How much exposure the European banks hold to LatAm countries? First let’s start with a couple of figures below … after all, a picture paints a thousand words.
Spanish banks hold the largest presence in the region, and Spain is the most-involved country in the trade finance business. Chile is the most exposed to European banks (34% GDP), and the presence of Spanish banks is dominant. But the region is significantly less exposed than EEMEA and EM Asia, where European banks hold, on average, an exposure of 62% and 30%, respectively (14.5% in LatAm). Clearly, a problem with the Spanish banking system could amplify the liquidity crunch in the region, especially in Chile.
Anecdotal evidence of what is happening in the Brazilian markets could help explain how an orderly deleveraging process could unfold in LatAm. There are growing concerns that European banks have been decreasing their supply of cross-border lending to Brazil. Contracts have decreased in duration and the cost has risen. But, at the same time that the largest European banks have been moderating supply, there have been signs that other financial institutions outside of Europe are taking the opportunity to increase exposure and absorb some of this business. So, the aggregate level of supply of trade finance lines may be declining at a softer pace than if all banks were stepping out.

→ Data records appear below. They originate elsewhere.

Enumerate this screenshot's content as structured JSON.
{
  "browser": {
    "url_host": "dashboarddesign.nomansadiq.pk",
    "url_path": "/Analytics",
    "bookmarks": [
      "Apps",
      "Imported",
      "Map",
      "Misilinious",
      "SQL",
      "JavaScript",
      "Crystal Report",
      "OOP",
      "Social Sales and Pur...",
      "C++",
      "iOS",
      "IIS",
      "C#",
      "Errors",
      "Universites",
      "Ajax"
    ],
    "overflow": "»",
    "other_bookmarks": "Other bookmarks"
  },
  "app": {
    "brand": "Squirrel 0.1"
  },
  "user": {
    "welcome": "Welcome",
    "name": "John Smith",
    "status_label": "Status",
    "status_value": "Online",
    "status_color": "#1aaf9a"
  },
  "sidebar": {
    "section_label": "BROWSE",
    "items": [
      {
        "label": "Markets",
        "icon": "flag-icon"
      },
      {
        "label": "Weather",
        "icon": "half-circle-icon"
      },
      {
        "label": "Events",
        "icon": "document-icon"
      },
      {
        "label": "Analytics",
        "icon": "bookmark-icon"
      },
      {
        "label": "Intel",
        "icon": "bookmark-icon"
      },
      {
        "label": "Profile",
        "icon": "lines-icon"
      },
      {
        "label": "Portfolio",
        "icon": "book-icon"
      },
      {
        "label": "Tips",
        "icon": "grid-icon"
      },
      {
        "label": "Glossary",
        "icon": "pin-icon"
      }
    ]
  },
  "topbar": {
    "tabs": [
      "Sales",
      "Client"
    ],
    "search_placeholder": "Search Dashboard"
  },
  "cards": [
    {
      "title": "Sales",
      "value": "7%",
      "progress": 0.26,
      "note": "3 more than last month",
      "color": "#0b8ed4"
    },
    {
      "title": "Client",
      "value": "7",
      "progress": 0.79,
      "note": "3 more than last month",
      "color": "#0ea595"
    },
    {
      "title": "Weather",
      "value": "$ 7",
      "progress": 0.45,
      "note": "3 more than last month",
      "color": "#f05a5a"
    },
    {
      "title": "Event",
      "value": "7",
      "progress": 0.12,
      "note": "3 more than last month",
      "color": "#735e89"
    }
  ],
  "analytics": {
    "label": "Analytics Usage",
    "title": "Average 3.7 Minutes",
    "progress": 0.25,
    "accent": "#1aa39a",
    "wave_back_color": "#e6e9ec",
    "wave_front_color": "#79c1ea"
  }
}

Spain’s banks were exposed to a property boom that went bust in 2008, forcing them to make provisions of billions of euros for bad loans to developers, which has eroded their capital and profits and restricted lending. Meanwhile, unemployment in Spain shot up to 22 percent and the economy is heading into its second recession in three years. The Bank of Spain recently estimated the sector had about 176 billion euros worth of doubtful property assets. Bad loans as a percentage of the total is running at more than 7 percent, the highest rate since 1994.
The real issue threatening Spanish banks is exposure to domestic real estate. No European Union summit has tackled this and the current government has not had a real plan to tackle this either.
One of the first things the likely new government will do is force banks to mark property assets to market price and then recapitalise the banks that are left with a big hole, possibly with money from the European financial rescue fund.
But economists question how property on banks’ books can be re-valued since the real estate market is largely frozen. “If the banks were to write down their property holdings today the whole financial system would go bankrupt… We can’t risk that,” said Juan Jose Toribio, economics professor at the IESE business school in Madrid. “Cleaning up the system is very difficult at the moment. There has to be some sort of mid-way solution between writing down property assets, which would require a massive recapitalisation effort, and allowing them to fester on banks books,” he said.
One alternative gaining more ground with bankers is the creation of a bad bank to manage all the toxic assets.
The question is how to do it … it remains to be seen.